Possession is one way to cope with the future. Here we humans leave other primates “behind” with our capacity to plan ahead and pay next year’s taxes. We don’t feel an immediate desire or lack, we create this feeling through our abstract concerns about a possible future (can I pay my mortgage, what about my pension, can I afford falling ill). This way to cope with the future is essentially about possession: The relevant question is “where do I stand compared to my peers and where do I stand in society?”. This is about power: How can we turn these potential futures into other people’s futures?
Passion can’t answer these questions. We might feel a vague sense of lack as the source of our passion, but we can’t tell what is lacking. We might dream of a future in which the passion has been accomplished, but we can’t describe it. Passion, it shows, must have her source in the enigmas of our past. These are the secret missions of our minds, with no goal other than that we have to be active to relate to this past. A good example is the mission of Little Oscar in Safran Foer’s “Extremely Loud and Incredibly Close”.

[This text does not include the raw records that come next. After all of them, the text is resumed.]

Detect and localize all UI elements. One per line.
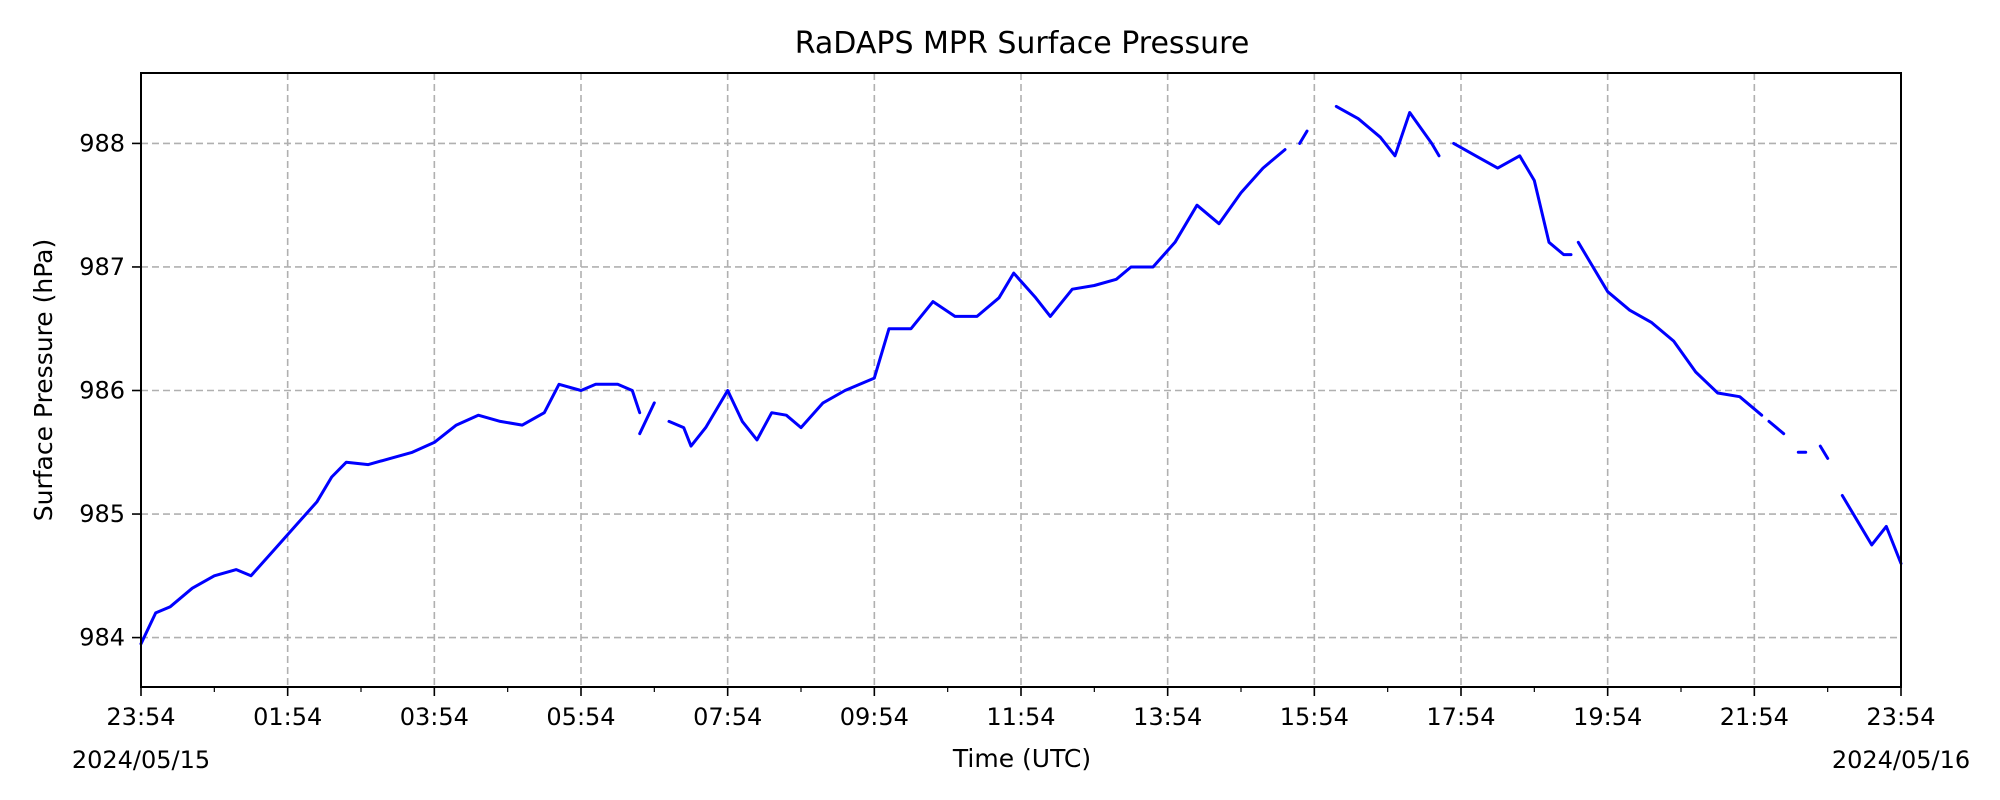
y-axis-title: Surface Pressure (hPa)	[29, 239, 58, 522]
pressure-line-segment	[139, 382, 642, 646]
x-start-date-label: 2024/05/15	[72, 746, 210, 774]
pressure-line-segment	[1576, 240, 1764, 417]
pressure-line-segment	[1298, 129, 1309, 145]
x-tick-label: 23:54	[106, 703, 175, 731]
chart-title: RaDAPS MPR Surface Pressure	[795, 26, 1250, 61]
y-tick-label: 987	[79, 253, 125, 281]
y-tick-label: 984	[79, 624, 125, 652]
y-tick-label: 988	[79, 129, 125, 157]
x-tick-label: 09:54	[840, 703, 909, 731]
x-tick-label: 03:54	[400, 703, 469, 731]
pressure-line-segment	[1840, 494, 1903, 565]
pressure-line-segment	[1818, 444, 1830, 460]
x-tick-label: 07:54	[693, 703, 762, 731]
x-tick-label: 15:54	[1280, 703, 1349, 731]
x-tick-label: 05:54	[546, 703, 615, 731]
x-axis-title: Time (UTC)	[952, 744, 1091, 773]
y-tick-label: 985	[79, 500, 125, 528]
x-axis: 23:54 01:54 03:54 05:54 07:54 09:54 11:54 13:54…	[106, 687, 1936, 731]
pressure-line-segment	[1334, 104, 1441, 158]
x-tick-label: 11:54	[986, 703, 1055, 731]
x-tick-label: 21:54	[1720, 703, 1789, 731]
x-end-date-label: 2024/05/16	[1832, 746, 1970, 774]
x-tick-label: 13:54	[1133, 703, 1202, 731]
x-tick-label: 01:54	[253, 703, 322, 731]
pressure-line-segment	[1767, 419, 1786, 436]
pressure-line-segment	[1452, 141, 1573, 257]
x-tick-label: 23:54	[1866, 703, 1935, 731]
pressure-line-segment	[638, 401, 656, 436]
y-axis: 984 985 986 987 988	[79, 129, 141, 652]
pressure-line-segment	[667, 148, 1287, 448]
x-tick-label: 17:54	[1426, 703, 1495, 731]
x-tick-label: 19:54	[1573, 703, 1642, 731]
pressure-series	[139, 104, 1903, 646]
grid-lines	[141, 73, 1901, 687]
y-tick-label: 986	[79, 377, 125, 405]
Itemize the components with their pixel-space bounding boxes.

We thus arrive at the following table:

Passion              ~ Past
Pleasure             ~ Present
Possession         ~ Future

In reality, these three aspects are of course interwoven, but it can be a good thought experiment to discern them. You could plot your daily activities on some 3-dimensional graph to indicate how much they are tied to past, present, and future. And, a more important exercise would be to deconstruct this homegrown philosophical hypothesis.